Imagine if the "make work" mandate had been to let engineers loose and
given a mandate to develop the warp drive or whatever else they could
come up with. (aka: a true R&D organisation for the rocket business,
just as NASA does a lot of R&D for commercial airplanes).

While NASA might not have come up with a "rocket" system, surely its
engineers would have come up with a number of useful technologies and
also tested certain tech and found them to not be the way to go.
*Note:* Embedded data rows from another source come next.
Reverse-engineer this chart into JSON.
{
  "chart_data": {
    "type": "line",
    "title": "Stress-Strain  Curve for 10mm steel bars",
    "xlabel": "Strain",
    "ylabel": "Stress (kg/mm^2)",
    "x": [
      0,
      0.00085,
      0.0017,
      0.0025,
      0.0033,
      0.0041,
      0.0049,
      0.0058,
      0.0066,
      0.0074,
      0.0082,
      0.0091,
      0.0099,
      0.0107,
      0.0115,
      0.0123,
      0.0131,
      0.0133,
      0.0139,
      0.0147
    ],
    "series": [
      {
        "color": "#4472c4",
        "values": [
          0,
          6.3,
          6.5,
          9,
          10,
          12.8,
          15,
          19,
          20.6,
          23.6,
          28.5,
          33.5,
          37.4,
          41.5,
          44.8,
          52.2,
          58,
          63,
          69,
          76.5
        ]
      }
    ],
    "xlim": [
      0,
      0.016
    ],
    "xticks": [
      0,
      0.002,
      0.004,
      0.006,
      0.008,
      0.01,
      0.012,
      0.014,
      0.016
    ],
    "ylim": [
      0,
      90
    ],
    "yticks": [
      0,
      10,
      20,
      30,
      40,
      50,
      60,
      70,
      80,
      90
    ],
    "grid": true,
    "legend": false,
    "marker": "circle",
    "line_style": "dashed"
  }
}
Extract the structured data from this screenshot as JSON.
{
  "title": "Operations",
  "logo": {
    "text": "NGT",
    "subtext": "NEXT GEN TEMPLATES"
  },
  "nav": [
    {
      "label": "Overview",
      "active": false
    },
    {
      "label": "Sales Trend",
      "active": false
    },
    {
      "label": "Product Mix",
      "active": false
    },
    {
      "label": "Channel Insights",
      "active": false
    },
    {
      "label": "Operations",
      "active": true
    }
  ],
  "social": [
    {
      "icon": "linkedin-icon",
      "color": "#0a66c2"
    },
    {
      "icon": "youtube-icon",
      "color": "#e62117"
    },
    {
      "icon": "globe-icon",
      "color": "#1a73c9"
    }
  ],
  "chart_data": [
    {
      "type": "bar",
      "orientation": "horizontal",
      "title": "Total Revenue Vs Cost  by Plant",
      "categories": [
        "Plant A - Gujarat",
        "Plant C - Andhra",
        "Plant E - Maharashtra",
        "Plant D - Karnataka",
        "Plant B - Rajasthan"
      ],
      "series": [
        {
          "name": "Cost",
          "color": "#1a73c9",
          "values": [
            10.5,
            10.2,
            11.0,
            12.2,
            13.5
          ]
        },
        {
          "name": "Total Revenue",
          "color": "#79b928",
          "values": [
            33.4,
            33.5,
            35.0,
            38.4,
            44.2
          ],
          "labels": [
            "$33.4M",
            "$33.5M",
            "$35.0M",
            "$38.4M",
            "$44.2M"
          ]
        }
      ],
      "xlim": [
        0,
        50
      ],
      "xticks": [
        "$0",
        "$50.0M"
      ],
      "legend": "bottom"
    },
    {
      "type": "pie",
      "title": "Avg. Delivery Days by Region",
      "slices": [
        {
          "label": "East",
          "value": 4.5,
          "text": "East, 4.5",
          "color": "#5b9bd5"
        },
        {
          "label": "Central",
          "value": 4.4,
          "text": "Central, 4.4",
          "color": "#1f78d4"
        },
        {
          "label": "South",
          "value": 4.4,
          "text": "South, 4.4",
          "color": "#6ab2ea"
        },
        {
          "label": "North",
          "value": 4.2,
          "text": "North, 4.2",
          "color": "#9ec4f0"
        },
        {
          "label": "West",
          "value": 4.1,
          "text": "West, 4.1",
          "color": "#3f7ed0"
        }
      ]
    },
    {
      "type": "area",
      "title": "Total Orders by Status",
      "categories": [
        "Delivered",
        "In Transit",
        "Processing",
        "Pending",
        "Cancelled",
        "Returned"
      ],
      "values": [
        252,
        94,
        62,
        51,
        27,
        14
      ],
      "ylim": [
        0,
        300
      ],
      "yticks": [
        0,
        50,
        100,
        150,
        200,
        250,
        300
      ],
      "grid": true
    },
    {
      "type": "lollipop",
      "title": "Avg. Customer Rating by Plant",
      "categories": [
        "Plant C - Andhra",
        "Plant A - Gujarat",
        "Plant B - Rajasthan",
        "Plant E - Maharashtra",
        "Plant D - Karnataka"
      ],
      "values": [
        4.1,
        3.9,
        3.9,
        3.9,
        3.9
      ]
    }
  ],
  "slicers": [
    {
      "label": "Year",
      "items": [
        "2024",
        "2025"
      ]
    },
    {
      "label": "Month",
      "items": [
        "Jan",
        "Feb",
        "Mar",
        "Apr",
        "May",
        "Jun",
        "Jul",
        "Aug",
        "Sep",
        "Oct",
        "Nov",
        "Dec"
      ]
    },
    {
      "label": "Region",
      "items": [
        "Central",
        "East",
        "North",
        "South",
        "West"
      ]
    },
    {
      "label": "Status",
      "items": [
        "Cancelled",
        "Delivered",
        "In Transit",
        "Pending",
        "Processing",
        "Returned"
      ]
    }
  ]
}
This is the classic spin-off argument. That's almost always bull$hit
too because the SLS program isn't doing much in the way of scientific
research, it's engineers doing standard R&D work. If you want better
welding techniques for aluminum-lithium alloy, invest in R&D for that.
Don't spend billions on a huge government program that will invest a few
million in better welding techniques.

On 2018-04-14 12:18, Jeff Findley wrote:

Agreed. Waste of perfectly good SSME's.


In a context where SLS is to have a fixed number of flights, then yeah,
you want each flight to count as much as possible since any additional
test flight ends up killing a real flight at the end.

In a context where production of SSMEs has restarted and is fully funded
forever, then it matters less that it takes 3 more flights to get the
new second stage.


But they'll still be dropping *all* of the SLS hardware in the ocean for
each and every flight. In a world where reusables are coming into their
own, that's just stupid.

Plus it's putting people on an
upper stage that wasn't planned to be "man rated". But NASA writes the
rules and the waivers, so that's never been a real problem.


From a hardware/software point of view, is there much difference between
a man rated second stage and one that isn't?

(apart from the obvious need to support capsule and its ejection system).

At launch, apart from the design to allow capsule ejection, is the
second stage otherwise considered inert, so man rating is all about its
mission after MECO and when Stage1 has separated?


It's about margins of safety, redundancy, failure monitoring systems,
and etc. Not all of that is needed for an unmanned launch.